Anne Applebaum has a fantastic piece in today's Post (she is on fire with her analysis right now) - her argument is that we have forgotten how to live frugally and therefore the economic crisis is hurting even more than it otherwise would. She uses the recent snowstorm in London -- and people's reactions to it -- as a metaphor (similar to her use, a couple of weeks ago, of the flight-landing-in-the-Hudson metaphor).
33. What things have I forgotten (or never learned) how to do because overconsumption has made life too easy?"Trudging around snowy London, it was impossible to escape another thought: Surely what's true of the weather is true of other kinds of unexpected change, too. People who no longer remember slow economic growth, for example, might not be able to cope with negative growth, let alone a severe recession. In London, it hasn't snowed much for 18 years, so no one owns a snow shovel -- and if they do, they don't know how to use it. In the United States, the economy hasn't really collapsed since 1929, so no one knows how to save string and tinfoil -- and if they did, they wouldn't know what to do with them. A whole set of skills, from cooking with leftovers to recycling bottles (not because it's green, but because it's thrifty) has been lost during two generations of prosperity, in much the same way the British have forgotten how to drive their cars through slush. The last time I went to have some shoes resoled in Washington, the cobbler told me he wasn't going to be in business much longer, so low had the demand for his services sunk. Does anyone know how to repair toasters anymore? What about television sets?

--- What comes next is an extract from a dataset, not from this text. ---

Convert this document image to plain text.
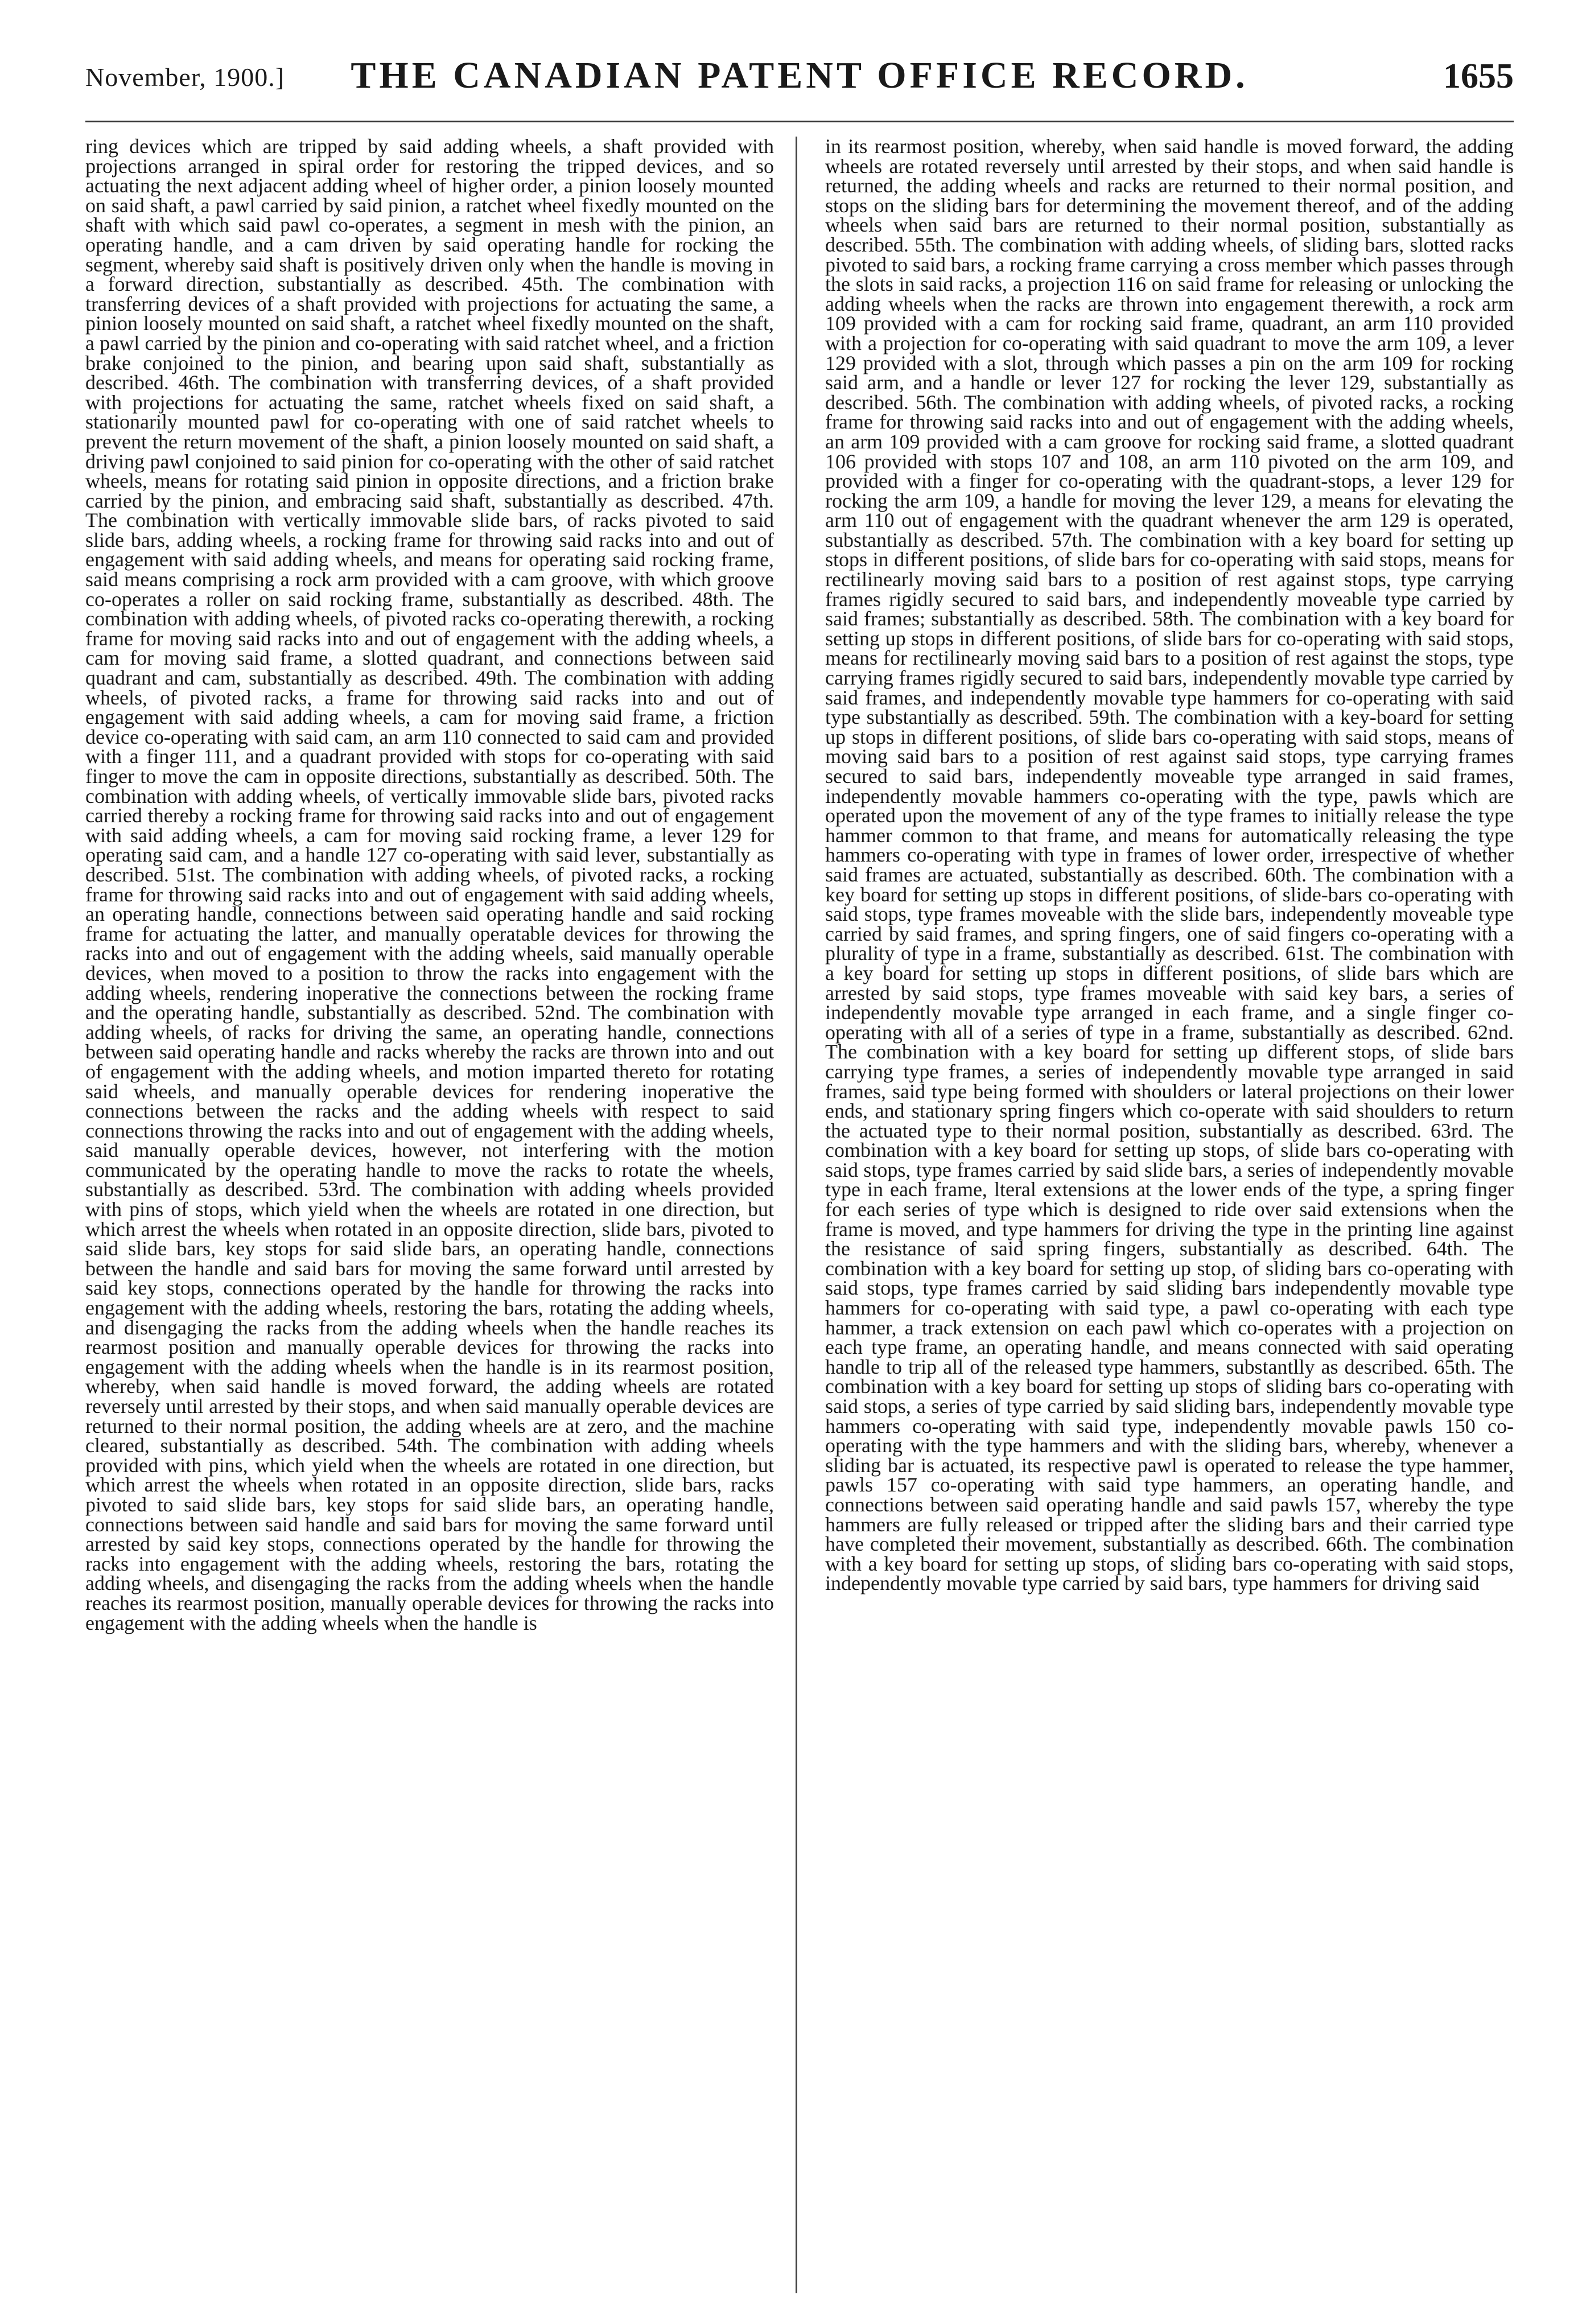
November, 1900.]	THE CANADIAN PATENT OFFICE RECORD.	1655
ring devices which are tripped by said adding wheels, a shaft provided with projections arranged in spiral order for restoring the tripped devices, and so actuating the next adjacent adding wheel of higher order, a pinion loosely mounted on said shaft, a pawl carried by said pinion, a ratchet wheel fixedly mounted on the shaft with which said pawl co-operates, a segment in mesh with the pinion, an operating handle, and a cam driven by said operating handle for rocking the segment, whereby said shaft is positively driven only when the handle is moving in a forward direction, substantially as described. 45th. The combination with transferring devices of a shaft provided with projections for actuating the same, a pinion loosely mounted on said shaft, a ratchet wheel fixedly mounted on the shaft, a pawl carried by the pinion and co-operating with said ratchet wheel, and a friction brake conjoined to the pinion, and bearing upon said shaft, substantially as described. 46th. The combination with transferring devices, of a shaft provided with projections for actuating the same, ratchet wheels fixed on said shaft, a stationarily mounted pawl for co-operating with one of said ratchet wheels to prevent the return movement of the shaft, a pinion loosely mounted on said shaft, a driving pawl conjoined to said pinion for co-operating with the other of said ratchet wheels, means for rotating said pinion in opposite directions, and a friction brake carried by the pinion, and embracing said shaft, substantially as described. 47th. The combination with vertically immovable slide bars, of racks pivoted to said slide bars, adding wheels, a rocking frame for throwing said racks into and out of engagement with said adding wheels, and means for operating said rocking frame, said means comprising a rock arm provided with a cam groove, with which groove co-operates a roller on said rocking frame, substantially as described. 48th. The combination with adding wheels, of pivoted racks co-operating therewith, a rocking frame for moving said racks into and out of engagement with the adding wheels, a cam for moving said frame, a slotted quadrant, and connections between said quadrant and cam, substantially as described. 49th. The combination with adding wheels, of pivoted racks, a frame for throwing said racks into and out of engagement with said adding wheels, a cam for moving said frame, a friction device co-operating with said cam, an arm 110 connected to said cam and provided with a finger 111, and a quadrant provided with stops for co-operating with said finger to move the cam in opposite directions, substantially as described. 50th. The combination with adding wheels, of vertically immovable slide bars, pivoted racks carried thereby a rocking frame for throwing said racks into and out of engagement with said adding wheels, a cam for moving said rocking frame, a lever 129 for operating said cam, and a handle 127 co-operating with said lever, substantially as described. 51st. The combination with adding wheels, of pivoted racks, a rocking frame for throwing said racks into and out of engagement with said adding wheels, an operating handle, connections between said operating handle and said rocking frame for actuating the latter, and manually operatable devices for throwing the racks into and out of engagement with the adding wheels, said manually operable devices, when moved to a position to throw the racks into engagement with the adding wheels, rendering inoperative the connections between the rocking frame and the operating handle, substantially as described. 52nd. The combination with adding wheels, of racks for driving the same, an operating handle, connections between said operating handle and racks whereby the racks are thrown into and out of engagement with the adding wheels, and motion imparted thereto for rotating said wheels, and manually operable devices for rendering inoperative the connections between the racks and the adding wheels with respect to said connections throwing the racks into and out of engagement with the adding wheels, said manually operable devices, however, not interfering with the motion communicated by the operating handle to move the racks to rotate the wheels, substantially as described. 53rd. The combination with adding wheels provided with pins of stops, which yield when the wheels are rotated in one direction, but which arrest the wheels when rotated in an opposite direction, slide bars, pivoted to said slide bars, key stops for said slide bars, an operating handle, connections between the handle and said bars for moving the same forward until arrested by said key stops, connections operated by the handle for throwing the racks into engagement with the adding wheels, restoring the bars, rotating the adding wheels, and disengaging the racks from the adding wheels when the handle reaches its rearmost position and manually operable devices for throwing the racks into engagement with the adding wheels when the handle is in its rearmost position, whereby, when said handle is moved forward, the adding wheels are rotated reversely until arrested by their stops, and when said manually operable devices are returned to their normal position, the adding wheels are at zero, and the machine cleared, substantially as described. 54th. The combination with adding wheels provided with pins, which yield when the wheels are rotated in one direction, but which arrest the wheels when rotated in an opposite direction, slide bars, racks pivoted to said slide bars, key stops for said slide bars, an operating handle, connections between said handle and said bars for moving the same forward until arrested by said key stops, connections operated by the handle for throwing the racks into engagement with the adding wheels, restoring the bars, rotating the adding wheels, and disengaging the racks from the adding wheels when the handle reaches its rearmost position, manually operable devices for throwing the racks into engagement with the adding wheels when the handle is
in its rearmost position, whereby, when said handle is moved forward, the adding wheels are rotated reversely until arrested by their stops, and when said handle is returned, the adding wheels and racks are returned to their normal position, and stops on the sliding bars for determining the movement thereof, and of the adding wheels when said bars are returned to their normal position, substantially as described. 55th. The combination with adding wheels, of sliding bars, slotted racks pivoted to said bars, a rocking frame carrying a cross member which passes through the slots in said racks, a projection 116 on said frame for releasing or unlocking the adding wheels when the racks are thrown into engagement therewith, a rock arm 109 provided with a cam for rocking said frame, quadrant, an arm 110 provided with a projection for co-operating with said quadrant to move the arm 109, a lever 129 provided with a slot, through which passes a pin on the arm 109 for rocking said arm, and a handle or lever 127 for rocking the lever 129, substantially as described. 56th. The combination with adding wheels, of pivoted racks, a rocking frame for throwing said racks into and out of engagement with the adding wheels, an arm 109 provided with a cam groove for rocking said frame, a slotted quadrant 106 provided with stops 107 and 108, an arm 110 pivoted on the arm 109, and provided with a finger for co-operating with the quadrant-stops, a lever 129 for rocking the arm 109, a handle for moving the lever 129, a means for elevating the arm 110 out of engagement with the quadrant whenever the arm 129 is operated, substantially as described. 57th. The combination with a key board for setting up stops in different positions, of slide bars for co-operating with said stops, means for rectilinearly moving said bars to a position of rest against stops, type carrying frames rigidly secured to said bars, and independently moveable type carried by said frames; substantially as described. 58th. The combination with a key board for setting up stops in different positions, of slide bars for co-operating with said stops, means for rectilinearly moving said bars to a position of rest against the stops, type carrying frames rigidly secured to said bars, independently movable type carried by said frames, and independently movable type hammers for co-operating with said type substantially as described. 59th. The combination with a key-board for setting up stops in different positions, of slide bars co-operating with said stops, means of moving said bars to a position of rest against said stops, type carrying frames secured to said bars, independently moveable type arranged in said frames, independently movable hammers co-operating with the type, pawls which are operated upon the movement of any of the type frames to initially release the type hammer common to that frame, and means for automatically releasing the type hammers co-operating with type in frames of lower order, irrespective of whether said frames are actuated, substantially as described. 60th. The combination with a key board for setting up stops in different positions, of slide-bars co-operating with said stops, type frames moveable with the slide bars, independently moveable type carried by said frames, and spring fingers, one of said fingers co-operating with a plurality of type in a frame, substantially as described. 61st. The combination with a key board for setting up stops in different positions, of slide bars which are arrested by said stops, type frames moveable with said key bars, a series of independently movable type arranged in each frame, and a single finger co-operating with all of a series of type in a frame, substantially as described. 62nd. The combination with a key board for setting up different stops, of slide bars carrying type frames, a series of independently movable type arranged in said frames, said type being formed with shoulders or lateral projections on their lower ends, and stationary spring fingers which co-operate with said shoulders to return the actuated type to their normal position, substantially as described. 63rd. The combination with a key board for setting up stops, of slide bars co-operating with said stops, type frames carried by said slide bars, a series of independently movable type in each frame, lteral extensions at the lower ends of the type, a spring finger for each series of type which is designed to ride over said extensions when the frame is moved, and type hammers for driving the type in the printing line against the resistance of said spring fingers, substantially as described. 64th. The combination with a key board for setting up stop, of sliding bars co-operating with said stops, type frames carried by said sliding bars independently movable type hammers for co-operating with said type, a pawl co-operating with each type hammer, a track extension on each pawl which co-operates with a projection on each type frame, an operating handle, and means connected with said operating handle to trip all of the released type hammers, substantlly as described. 65th. The combination with a key board for setting up stops of sliding bars co-operating with said stops, a series of type carried by said sliding bars, independently movable type hammers co-operating with said type, independently movable pawls 150 co-operating with the type hammers and with the sliding bars, whereby, whenever a sliding bar is actuated, its respective pawl is operated to release the type hammer, pawls 157 co-operating with said type hammers, an operating handle, and connections between said operating handle and said pawls 157, whereby the type hammers are fully released or tripped after the sliding bars and their carried type have completed their movement, substantially as described. 66th. The combination with a key board for setting up stops, of sliding bars co-operating with said stops, independently movable type carried by said bars, type hammers for driving said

As I say, things look different to people in different places: I have no doubt that in those newly successful societies where folk memories of hardship live on -- Indonesia, say, or Ghana -- plenty of people still fiddle with broken toasters and televisions in their spare time. That's why, when recession hits, they'll be better off than those of us who have forgotten how to shovel snow -- or, indeed, have thrown away the snow shovel altogether."